眠りながら歩きたい ver.3

映画、ドラマ、小説、漫画などの感想や、心に移りゆくよしなしごとについて書きます。

12月31日(土)の日記


宇宙人ポール』をシネリーブル梅田で観る。監督はグレッグ・モットーラ

『スーパー8』がスピルバーグ映画へのリスペクトを高く掲げ、色んな事をやった割にはあまり映画自体は面白くないという残念な結果に終わったのは今年の夏の話。そしてこの年末、もっと直接的な見せ方でリスペクトを表ししかも観客も気持ちいい、この『宇宙人ポール』がそんな映画になったのは、宇宙人との友情という単純で判りやすいことを、肩肘を張らない軽いタッチで描いたところにある。

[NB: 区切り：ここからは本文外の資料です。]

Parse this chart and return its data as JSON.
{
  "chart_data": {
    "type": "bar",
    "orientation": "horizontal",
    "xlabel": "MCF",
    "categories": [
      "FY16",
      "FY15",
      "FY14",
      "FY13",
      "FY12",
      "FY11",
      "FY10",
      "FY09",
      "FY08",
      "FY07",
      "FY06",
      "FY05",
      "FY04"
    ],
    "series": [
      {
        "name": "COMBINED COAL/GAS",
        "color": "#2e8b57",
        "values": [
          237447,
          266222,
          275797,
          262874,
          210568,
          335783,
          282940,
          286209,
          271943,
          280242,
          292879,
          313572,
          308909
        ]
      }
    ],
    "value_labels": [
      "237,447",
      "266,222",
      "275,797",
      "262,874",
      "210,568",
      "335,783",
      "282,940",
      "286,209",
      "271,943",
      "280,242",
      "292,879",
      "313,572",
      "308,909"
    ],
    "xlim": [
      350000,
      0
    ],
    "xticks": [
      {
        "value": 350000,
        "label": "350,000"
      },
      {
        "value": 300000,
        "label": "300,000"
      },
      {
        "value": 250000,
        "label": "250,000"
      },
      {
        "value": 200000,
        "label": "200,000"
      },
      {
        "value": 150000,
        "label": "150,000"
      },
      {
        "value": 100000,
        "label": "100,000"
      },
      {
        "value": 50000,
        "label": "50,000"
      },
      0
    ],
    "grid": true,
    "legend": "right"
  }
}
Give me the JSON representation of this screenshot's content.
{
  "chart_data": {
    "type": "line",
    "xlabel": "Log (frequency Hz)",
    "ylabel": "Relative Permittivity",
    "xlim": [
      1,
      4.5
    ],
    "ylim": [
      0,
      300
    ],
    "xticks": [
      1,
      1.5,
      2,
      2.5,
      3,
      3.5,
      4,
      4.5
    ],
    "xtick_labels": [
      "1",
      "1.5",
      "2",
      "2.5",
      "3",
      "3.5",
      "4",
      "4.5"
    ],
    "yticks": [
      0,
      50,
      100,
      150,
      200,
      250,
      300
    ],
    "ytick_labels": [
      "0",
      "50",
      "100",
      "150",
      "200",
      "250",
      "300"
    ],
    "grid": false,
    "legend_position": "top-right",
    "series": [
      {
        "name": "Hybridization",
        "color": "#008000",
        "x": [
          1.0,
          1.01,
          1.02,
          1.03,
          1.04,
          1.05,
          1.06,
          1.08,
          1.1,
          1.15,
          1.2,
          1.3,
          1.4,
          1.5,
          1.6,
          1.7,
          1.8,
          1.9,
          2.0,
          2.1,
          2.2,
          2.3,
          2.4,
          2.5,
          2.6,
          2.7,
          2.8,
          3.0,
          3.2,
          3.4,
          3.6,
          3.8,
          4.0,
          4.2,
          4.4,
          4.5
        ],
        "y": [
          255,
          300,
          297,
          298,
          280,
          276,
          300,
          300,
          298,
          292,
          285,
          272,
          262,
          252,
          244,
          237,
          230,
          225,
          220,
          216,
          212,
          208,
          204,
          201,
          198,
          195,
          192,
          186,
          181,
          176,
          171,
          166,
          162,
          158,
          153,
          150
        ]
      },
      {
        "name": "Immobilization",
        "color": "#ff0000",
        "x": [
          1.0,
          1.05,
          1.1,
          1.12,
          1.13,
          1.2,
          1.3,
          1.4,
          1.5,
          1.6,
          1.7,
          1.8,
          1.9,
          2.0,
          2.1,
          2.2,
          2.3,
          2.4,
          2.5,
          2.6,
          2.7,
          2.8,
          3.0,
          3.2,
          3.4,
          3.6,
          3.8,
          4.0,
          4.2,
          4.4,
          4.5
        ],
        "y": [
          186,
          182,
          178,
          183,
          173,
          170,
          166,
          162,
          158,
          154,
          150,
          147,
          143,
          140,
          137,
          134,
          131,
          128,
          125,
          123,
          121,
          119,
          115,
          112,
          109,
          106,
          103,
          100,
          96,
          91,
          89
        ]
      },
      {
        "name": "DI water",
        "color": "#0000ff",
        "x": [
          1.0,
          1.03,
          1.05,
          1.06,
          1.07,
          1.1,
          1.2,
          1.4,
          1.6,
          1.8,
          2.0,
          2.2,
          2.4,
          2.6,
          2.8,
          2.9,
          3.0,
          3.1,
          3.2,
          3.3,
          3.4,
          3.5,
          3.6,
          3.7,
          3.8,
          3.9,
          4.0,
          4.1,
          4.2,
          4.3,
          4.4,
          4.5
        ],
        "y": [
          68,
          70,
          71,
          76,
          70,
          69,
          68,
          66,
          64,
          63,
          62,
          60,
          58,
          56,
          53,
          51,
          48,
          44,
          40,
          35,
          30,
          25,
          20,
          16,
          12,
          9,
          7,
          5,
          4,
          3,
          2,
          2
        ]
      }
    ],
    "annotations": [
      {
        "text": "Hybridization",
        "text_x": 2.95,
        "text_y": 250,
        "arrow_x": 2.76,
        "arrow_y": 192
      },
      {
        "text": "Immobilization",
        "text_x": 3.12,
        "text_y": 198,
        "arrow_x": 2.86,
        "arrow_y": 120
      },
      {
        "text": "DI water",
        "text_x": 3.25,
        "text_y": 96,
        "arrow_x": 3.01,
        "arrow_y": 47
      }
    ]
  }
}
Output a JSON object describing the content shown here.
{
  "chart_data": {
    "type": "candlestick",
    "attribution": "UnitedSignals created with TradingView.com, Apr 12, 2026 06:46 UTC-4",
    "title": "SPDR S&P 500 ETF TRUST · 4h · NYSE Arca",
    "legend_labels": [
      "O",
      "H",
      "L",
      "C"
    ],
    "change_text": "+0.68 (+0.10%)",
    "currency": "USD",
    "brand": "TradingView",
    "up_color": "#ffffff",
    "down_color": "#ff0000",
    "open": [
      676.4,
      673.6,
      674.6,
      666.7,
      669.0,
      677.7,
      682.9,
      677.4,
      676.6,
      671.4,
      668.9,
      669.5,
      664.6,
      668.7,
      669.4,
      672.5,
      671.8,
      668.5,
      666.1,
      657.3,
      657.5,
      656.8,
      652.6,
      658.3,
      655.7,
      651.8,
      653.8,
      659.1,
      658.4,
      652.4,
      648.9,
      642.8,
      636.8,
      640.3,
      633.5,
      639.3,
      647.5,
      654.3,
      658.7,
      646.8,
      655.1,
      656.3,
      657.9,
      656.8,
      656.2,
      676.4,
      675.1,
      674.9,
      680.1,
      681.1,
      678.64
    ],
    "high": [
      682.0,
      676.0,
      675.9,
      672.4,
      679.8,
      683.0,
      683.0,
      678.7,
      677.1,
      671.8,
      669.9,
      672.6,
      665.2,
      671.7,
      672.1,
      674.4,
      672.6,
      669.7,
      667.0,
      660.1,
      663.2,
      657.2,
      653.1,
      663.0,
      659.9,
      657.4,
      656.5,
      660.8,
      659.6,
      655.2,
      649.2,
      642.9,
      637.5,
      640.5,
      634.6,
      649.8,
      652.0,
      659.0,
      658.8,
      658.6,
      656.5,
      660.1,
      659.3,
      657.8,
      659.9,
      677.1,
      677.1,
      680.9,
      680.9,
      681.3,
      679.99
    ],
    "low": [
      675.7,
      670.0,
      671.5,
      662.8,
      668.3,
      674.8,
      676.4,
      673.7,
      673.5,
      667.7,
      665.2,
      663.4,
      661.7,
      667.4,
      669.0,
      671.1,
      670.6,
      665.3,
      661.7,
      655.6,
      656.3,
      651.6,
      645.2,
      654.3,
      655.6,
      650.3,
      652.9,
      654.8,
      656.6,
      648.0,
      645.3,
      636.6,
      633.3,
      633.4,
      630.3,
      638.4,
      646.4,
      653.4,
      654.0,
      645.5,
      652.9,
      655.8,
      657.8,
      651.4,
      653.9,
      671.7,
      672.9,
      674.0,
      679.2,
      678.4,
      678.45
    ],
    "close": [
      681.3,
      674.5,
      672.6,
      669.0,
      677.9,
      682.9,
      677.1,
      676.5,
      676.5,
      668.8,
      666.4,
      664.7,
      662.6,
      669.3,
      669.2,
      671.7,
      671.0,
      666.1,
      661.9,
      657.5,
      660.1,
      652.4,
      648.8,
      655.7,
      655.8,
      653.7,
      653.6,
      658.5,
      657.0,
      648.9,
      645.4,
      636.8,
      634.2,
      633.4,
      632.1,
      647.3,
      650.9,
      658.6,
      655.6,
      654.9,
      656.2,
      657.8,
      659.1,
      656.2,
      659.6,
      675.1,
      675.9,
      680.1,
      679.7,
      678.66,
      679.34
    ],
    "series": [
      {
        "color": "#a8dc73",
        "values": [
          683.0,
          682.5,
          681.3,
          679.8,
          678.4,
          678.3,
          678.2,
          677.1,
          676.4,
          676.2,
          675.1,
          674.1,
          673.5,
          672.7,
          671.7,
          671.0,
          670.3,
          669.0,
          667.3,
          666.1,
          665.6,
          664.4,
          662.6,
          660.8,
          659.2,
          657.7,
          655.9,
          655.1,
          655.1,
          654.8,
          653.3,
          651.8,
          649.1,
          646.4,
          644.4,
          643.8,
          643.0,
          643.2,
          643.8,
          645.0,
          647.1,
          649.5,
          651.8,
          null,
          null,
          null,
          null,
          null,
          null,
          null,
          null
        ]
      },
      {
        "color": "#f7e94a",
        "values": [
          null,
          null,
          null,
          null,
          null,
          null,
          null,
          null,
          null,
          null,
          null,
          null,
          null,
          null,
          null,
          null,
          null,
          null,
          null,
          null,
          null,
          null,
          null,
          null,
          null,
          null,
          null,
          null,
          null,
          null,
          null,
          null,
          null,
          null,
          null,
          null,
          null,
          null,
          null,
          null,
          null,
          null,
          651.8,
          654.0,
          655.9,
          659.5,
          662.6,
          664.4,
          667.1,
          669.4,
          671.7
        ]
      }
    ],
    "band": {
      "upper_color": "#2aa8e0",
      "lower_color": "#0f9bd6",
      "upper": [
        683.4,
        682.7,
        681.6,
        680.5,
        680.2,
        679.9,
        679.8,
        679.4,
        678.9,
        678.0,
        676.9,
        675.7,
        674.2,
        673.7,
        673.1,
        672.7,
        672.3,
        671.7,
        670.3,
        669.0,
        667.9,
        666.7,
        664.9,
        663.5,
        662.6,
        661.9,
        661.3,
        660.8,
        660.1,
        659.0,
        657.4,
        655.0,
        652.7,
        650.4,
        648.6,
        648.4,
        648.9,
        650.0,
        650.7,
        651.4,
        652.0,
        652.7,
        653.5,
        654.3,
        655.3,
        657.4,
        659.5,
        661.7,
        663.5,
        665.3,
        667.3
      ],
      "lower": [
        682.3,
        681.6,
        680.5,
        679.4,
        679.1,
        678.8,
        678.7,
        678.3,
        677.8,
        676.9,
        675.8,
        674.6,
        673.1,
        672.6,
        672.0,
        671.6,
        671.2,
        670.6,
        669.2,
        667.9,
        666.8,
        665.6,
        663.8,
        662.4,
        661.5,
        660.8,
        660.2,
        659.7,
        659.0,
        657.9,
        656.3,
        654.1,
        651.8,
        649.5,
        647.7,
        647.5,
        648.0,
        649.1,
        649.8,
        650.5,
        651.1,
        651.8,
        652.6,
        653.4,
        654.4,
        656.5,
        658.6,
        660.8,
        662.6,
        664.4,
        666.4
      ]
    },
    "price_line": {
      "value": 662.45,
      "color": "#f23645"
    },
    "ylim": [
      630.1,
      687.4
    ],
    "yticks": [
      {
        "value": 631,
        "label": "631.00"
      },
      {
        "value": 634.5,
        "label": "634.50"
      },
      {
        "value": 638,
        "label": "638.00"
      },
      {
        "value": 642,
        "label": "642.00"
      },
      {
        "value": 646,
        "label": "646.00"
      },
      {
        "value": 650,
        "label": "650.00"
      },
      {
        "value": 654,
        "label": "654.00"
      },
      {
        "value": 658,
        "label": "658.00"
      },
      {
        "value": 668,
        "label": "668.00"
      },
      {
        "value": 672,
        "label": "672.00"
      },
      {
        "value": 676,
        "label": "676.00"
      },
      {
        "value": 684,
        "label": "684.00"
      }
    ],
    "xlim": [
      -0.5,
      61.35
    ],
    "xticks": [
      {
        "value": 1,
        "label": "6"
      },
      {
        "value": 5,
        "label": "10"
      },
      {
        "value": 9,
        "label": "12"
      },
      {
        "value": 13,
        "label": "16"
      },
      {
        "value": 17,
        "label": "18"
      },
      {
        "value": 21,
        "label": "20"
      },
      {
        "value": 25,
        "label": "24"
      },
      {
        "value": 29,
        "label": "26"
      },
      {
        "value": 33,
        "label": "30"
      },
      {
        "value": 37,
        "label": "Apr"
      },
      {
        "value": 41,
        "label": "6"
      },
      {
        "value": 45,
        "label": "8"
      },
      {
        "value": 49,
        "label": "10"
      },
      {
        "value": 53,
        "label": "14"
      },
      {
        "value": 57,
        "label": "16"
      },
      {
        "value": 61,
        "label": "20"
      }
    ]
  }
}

昨今のジャンルのひとつとなった感じもある、冴えない男たちの青春模様ものという体裁に、宇宙人を投入するアイディアが面白くて、でもこれは極端なことをいうと宇宙人ではなくて、得体のしれないおっさんであっても成立する話であり、ドラマの核になっているのは、SFや宇宙人という部分ではない。映画の軸がぶれないのは、小手先のアイディアやパロディに溺れないドラマ主体の作り方にあって、結局のところ娯楽映画の肝はそこにあるんですよ。その上でのリスペクトであるわけです。SF映画ファンとしてはニヤニヤする場面もあるが、それもまあ、判ったらもうちょっと面白いよ、というスタンスなのがよかった。

コメディ映画としては、笑いのネタが次に繋がってさらに大きな笑いを呼んだり、それがドラマの局面に影響を及ぼすといった構成の妙などはなく、瞬間的な笑いにしか終始しないために、それほど激しく笑える映画にはなっていない。しかし、笑いの部分はいわば味付けの一部であり、実際はゆるい男2人組の珍道中を描いた一種のロードムービーと思いたい。冴えないがゆえの複雑な心情(ニックの嫉妬心)など、柔らかくは描いてあるけれど、結構しんみりしてしまう普遍的なものだと思うし、ちょっとシリアスな人生観も隠しているところが嬉しい。後半、アクション主体に変化する流れは、二重三重の追跡になる展開の面白さもあって痛快な見せ場になっており、アクション映画ファンとしても納得の出来栄えではないか。

しかしながら映画秘宝筋は、ちょっと煽り過ぎ。鬱陶しい。そこまでしないと関心は呼べないということかもしれないが。